The College has a long history of community engagement, starting with its founding purpose of providing education to the children of immigrants working in the mills, and community engagement can be found in many areas of the institution. Some examples include:

  • Access Academy: The Meelia Center for Community Engagement’s Access Academy provides a college access program to Manchester high school students from underrepresented backgrounds while providing Saint Anselm College students leadership and learning opportunities within the program.
  • Anselmian BREAK: Through this program, run by Campus Ministry, students engage with communities around the United States during college breaks through community partnerships. They learn about justice issues and community needs, providing physical service, monetary donations, and advocacy. 
  • Manchester Asset Mapping: As a part of their Intro to Peace & Justice Studies course and in partnership with the Meelia Center, students worked with the Manchester Health Department to create asset maps for all of the city wards. 
  • Moore Center community classes provide community-based enrichment and learning opportunities for Moore Center participants with intellectual and cognitive disabilities while providing educational opportunities for Saint Anselm College students through their partnership with the Meelia Center.
  • The Housing We Need Initiative: The Center for Ethics in Society works with NH Housing to provide education, foster dialogue, and do research about the housing crisis in New Hampshire. This is all aimed at finding solutions for the barriers to adequate housing options for people in all walks of life in the state.

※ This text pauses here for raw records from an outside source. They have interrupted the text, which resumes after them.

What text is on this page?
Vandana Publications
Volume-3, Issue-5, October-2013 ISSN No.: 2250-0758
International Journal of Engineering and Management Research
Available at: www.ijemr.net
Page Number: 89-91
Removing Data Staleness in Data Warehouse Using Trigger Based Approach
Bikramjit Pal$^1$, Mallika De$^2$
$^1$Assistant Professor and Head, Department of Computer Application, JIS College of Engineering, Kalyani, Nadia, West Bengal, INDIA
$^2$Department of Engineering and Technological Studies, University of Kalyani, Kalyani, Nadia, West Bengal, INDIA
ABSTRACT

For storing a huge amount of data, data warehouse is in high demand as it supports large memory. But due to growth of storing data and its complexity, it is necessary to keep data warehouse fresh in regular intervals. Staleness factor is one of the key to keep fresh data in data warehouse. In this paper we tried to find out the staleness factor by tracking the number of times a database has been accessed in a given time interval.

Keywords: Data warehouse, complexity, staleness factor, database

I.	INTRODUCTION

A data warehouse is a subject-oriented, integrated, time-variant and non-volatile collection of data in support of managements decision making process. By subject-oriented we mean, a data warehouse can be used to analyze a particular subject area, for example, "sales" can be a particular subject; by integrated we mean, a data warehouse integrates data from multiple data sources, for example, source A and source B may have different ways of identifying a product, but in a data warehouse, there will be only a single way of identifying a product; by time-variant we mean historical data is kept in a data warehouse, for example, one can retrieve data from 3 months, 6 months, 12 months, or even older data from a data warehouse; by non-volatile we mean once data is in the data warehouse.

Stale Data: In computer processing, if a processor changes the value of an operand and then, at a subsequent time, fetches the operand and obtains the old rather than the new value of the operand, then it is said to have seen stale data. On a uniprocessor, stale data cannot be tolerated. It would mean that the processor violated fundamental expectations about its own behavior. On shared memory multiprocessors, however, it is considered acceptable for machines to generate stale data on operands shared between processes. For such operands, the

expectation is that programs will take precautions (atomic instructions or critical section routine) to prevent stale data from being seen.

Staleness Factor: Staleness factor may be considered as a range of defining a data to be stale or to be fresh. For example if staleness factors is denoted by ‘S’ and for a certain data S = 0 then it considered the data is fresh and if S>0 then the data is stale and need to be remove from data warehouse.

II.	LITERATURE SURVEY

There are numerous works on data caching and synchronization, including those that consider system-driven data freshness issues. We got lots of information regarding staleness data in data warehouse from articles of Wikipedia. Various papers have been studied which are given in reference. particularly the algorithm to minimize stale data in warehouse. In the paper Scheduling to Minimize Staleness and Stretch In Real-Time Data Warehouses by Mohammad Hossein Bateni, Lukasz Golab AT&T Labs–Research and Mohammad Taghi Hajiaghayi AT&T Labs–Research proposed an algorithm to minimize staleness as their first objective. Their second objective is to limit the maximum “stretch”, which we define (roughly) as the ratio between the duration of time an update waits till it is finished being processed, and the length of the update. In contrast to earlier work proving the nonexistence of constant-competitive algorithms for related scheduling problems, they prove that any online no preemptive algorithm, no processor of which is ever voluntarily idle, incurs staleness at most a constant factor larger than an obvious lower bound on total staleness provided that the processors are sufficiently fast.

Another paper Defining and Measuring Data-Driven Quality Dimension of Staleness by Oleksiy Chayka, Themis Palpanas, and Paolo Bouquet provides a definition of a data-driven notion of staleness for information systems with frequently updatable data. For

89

There are two main offices that focus on community engagement, Campus Ministry and the Meelia Center for Community Engagement, but these values are integral to the full college. Athletics and Student Government both have community engagement as part of their programs. Also, the college has five service societies that report to the Dean of Students Office, with service embedded in their mission statements. Together, these five service societies organize the annual Relay for Life.

Student showing younger children how to play the ukelele

“This Carnegie designation acknowledges and celebrates the colleges’ deep commitment to community engagement and our longstanding reciprocal partnerships with community organizations and neighbors. We are grateful for our community partners who work collaboratively with our students, faculty, and staff in an effort to bring about positive community change,” said Nicole Lora ’06, director of the Meelia Center. “Our students have the opportunity to develop strong civic and leadership skills through this work and ongoing engagement with the community.”

Students at a service site

The college is one of 368 institutions that have been recognized by the Carnegie Elective Classification for Community Engagement. It is awarded following a process of self-study by the institution, which is then assessed by a national review committee. The committee looked at alignment among campus mission, culture, leadership, resources, and practices that support dynamic and noteworthy community engagement. 

“We recognize these institutions for their exceptional commitment to community engagement, and their work to transform knowledge into meaningful action,” said Timothy Knowles, president of the Carnegie Foundation for the Advancement of Teaching. “They exemplify the true spirit of the Carnegie endorsement and the power of serving the public good.”